全然食欲が湧かなくて、食事を前に座っているだけの時間になってしまう。
「……お前も食べたくない?」
ジンシーバは起きているようだったが、ちらりとこちらを見上げただけですぐに目を伏せてしまった。
「…わかる…」
イオンは膝の上のドラゴンを撫でながらため息を溢した。
しっかりしなきゃと思うけど、どうにも全てが重たく感じてしまう。
味のしない食事を義務感だけで詰め込みながら、レンシアはちゃんと食べているだろうかなどと考える。
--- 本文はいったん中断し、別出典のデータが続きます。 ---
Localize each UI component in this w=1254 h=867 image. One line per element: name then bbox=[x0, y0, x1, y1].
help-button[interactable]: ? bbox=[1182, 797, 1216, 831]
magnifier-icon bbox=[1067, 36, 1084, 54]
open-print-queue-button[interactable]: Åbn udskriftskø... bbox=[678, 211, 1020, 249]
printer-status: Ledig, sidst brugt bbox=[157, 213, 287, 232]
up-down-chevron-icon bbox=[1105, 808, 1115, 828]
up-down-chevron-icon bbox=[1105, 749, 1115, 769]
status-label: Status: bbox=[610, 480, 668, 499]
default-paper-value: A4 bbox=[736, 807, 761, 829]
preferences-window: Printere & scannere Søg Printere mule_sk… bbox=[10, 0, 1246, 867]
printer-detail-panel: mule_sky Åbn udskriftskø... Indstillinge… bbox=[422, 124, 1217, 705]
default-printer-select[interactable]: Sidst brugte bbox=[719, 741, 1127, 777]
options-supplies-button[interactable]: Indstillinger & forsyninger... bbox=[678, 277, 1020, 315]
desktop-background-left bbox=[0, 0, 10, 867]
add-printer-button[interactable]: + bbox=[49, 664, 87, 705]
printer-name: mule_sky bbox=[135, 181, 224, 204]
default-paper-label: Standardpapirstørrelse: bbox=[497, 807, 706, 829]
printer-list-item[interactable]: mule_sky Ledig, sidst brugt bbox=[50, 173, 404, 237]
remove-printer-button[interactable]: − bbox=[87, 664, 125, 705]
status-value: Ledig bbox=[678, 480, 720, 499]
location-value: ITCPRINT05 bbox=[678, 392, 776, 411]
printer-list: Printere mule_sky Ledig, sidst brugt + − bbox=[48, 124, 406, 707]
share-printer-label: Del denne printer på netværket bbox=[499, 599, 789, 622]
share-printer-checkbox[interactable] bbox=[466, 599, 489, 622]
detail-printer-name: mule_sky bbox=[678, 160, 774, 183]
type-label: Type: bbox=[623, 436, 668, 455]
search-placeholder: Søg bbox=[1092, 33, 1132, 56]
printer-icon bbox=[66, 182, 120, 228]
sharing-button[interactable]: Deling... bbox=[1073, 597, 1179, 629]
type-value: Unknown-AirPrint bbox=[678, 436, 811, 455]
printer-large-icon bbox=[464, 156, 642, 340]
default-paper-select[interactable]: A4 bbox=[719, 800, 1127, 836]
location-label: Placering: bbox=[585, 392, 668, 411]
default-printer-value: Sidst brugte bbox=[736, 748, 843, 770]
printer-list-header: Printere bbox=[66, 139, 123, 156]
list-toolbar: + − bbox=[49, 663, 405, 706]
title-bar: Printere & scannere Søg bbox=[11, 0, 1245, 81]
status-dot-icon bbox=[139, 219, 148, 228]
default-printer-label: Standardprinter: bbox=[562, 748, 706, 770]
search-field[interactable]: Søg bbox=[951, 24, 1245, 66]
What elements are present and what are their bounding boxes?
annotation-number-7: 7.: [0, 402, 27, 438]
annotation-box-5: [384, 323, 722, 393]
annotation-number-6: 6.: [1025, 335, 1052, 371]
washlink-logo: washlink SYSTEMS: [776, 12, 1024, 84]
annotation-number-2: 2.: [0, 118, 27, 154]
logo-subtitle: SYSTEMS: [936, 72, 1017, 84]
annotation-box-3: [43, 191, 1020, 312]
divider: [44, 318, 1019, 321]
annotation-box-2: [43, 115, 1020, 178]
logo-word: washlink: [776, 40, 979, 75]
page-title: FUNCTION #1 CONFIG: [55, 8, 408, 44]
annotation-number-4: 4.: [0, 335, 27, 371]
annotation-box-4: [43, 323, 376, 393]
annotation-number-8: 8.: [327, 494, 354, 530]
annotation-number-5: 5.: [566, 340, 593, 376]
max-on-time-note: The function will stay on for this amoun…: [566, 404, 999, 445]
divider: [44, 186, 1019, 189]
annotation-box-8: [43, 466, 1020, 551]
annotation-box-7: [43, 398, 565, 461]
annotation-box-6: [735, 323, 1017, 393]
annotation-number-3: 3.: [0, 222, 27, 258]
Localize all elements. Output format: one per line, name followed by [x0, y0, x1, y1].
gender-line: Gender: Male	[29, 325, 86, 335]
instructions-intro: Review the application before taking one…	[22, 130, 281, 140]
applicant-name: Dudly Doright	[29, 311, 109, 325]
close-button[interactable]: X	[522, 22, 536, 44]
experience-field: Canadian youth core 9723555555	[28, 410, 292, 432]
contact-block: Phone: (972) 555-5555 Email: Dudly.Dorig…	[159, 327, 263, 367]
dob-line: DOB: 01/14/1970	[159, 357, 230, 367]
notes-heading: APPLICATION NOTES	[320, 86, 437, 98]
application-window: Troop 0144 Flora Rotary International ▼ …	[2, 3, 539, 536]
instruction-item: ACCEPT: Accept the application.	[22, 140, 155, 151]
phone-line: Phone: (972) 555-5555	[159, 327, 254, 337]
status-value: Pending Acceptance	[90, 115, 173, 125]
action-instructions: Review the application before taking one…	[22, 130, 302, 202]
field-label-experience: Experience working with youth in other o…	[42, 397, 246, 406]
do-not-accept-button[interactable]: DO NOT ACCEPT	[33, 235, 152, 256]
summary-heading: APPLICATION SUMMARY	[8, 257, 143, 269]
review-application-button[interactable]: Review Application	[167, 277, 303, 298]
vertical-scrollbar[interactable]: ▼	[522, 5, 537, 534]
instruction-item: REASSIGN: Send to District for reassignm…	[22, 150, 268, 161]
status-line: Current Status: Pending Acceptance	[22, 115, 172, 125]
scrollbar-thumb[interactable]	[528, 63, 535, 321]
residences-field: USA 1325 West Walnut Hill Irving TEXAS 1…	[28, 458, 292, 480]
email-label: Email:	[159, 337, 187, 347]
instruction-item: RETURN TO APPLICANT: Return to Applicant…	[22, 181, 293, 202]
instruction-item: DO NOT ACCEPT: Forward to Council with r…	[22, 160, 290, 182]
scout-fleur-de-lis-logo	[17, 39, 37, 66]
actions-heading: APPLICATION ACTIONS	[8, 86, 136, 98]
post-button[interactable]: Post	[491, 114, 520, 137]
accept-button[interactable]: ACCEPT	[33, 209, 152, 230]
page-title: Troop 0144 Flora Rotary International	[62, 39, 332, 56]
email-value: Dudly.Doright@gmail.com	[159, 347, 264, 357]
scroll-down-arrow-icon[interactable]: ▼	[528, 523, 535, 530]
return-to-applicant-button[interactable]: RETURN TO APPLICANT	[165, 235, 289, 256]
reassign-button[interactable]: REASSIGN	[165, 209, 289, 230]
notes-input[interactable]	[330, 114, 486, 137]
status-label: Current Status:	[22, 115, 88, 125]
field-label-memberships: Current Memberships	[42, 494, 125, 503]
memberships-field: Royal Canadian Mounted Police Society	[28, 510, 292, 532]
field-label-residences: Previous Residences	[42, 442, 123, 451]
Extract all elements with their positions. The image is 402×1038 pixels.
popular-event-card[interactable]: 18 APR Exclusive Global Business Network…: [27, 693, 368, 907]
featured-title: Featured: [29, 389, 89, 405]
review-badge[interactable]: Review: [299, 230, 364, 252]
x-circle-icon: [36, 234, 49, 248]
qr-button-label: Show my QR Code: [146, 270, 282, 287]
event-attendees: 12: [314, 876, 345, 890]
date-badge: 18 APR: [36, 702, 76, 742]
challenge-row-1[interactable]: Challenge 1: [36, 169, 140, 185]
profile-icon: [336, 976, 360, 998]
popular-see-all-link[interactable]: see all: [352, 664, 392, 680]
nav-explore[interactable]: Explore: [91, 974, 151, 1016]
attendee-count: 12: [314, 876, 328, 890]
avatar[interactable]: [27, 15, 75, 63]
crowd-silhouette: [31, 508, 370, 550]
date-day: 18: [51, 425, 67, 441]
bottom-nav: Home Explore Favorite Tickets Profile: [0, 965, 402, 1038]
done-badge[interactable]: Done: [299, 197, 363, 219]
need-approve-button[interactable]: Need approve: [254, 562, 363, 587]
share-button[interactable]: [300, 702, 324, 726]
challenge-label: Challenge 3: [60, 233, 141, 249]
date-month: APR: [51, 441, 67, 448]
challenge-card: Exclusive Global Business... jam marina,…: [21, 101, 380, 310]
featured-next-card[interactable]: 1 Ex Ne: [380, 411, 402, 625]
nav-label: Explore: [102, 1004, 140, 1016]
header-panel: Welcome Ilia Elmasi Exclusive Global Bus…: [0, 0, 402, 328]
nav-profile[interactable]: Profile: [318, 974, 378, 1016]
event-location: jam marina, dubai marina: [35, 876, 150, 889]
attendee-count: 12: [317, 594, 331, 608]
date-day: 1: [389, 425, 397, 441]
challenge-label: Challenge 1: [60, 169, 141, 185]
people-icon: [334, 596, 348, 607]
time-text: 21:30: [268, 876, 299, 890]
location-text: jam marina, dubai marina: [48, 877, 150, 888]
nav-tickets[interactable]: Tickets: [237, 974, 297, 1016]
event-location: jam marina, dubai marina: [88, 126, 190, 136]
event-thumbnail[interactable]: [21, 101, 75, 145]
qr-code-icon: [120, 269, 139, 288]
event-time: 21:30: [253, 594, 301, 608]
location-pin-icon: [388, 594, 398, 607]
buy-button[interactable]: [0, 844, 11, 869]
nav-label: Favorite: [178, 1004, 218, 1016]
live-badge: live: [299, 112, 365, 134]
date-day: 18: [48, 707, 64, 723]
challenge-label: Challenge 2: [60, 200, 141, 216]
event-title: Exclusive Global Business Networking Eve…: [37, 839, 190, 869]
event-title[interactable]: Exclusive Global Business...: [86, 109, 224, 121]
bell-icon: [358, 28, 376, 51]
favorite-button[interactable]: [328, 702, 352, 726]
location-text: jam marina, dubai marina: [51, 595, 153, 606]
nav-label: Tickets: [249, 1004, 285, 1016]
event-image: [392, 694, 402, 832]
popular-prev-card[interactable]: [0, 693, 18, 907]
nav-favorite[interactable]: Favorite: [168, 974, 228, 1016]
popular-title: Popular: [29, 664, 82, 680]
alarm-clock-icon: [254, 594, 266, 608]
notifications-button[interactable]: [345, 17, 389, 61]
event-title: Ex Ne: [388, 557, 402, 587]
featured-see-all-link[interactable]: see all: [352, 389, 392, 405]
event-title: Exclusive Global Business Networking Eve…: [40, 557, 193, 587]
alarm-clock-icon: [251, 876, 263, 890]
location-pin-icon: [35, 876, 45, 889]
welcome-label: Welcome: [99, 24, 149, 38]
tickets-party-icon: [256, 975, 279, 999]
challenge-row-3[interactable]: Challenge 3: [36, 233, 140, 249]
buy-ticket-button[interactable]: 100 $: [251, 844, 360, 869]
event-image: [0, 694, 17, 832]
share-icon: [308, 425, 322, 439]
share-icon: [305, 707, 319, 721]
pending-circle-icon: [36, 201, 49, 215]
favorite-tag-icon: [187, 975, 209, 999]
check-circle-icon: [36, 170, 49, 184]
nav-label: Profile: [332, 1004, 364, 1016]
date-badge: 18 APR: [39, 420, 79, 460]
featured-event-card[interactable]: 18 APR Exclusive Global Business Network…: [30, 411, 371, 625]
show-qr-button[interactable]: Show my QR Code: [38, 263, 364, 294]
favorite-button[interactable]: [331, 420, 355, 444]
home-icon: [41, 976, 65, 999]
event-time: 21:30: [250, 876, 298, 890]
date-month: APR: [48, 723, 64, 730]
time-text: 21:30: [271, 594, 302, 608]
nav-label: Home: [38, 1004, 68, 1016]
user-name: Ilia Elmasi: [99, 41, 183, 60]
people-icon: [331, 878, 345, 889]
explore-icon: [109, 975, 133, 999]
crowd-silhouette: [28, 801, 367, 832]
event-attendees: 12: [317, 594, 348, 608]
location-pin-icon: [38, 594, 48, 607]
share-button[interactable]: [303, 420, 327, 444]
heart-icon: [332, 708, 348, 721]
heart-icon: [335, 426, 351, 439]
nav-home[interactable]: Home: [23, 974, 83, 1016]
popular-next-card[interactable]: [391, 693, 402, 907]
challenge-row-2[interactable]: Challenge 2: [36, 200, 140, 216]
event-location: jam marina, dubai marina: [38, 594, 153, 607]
牢に入っているであろう彼のことを思うと泣きそうになって、
イオンは1人で首を横に振って考えないようにした。
「…イオン!おはよう…」
後ろから声をかけられて顔を上げると、イヴィトだった。
彼はイオンの酷い顔を見ると苦笑している。
「……あんまり寝られとらんみたいやな…、無理もないか…」
イヴィトは向かいに座る。
「…さっきサヴァトーラ先輩の所に行ってきたんだ……
レンシアさんとこのまま離れたままだとジンシーバは石に戻るかもしれないって…」
「そっか…」
イヴィトは頷きながらも、心配そうな視線をドラゴンに送った。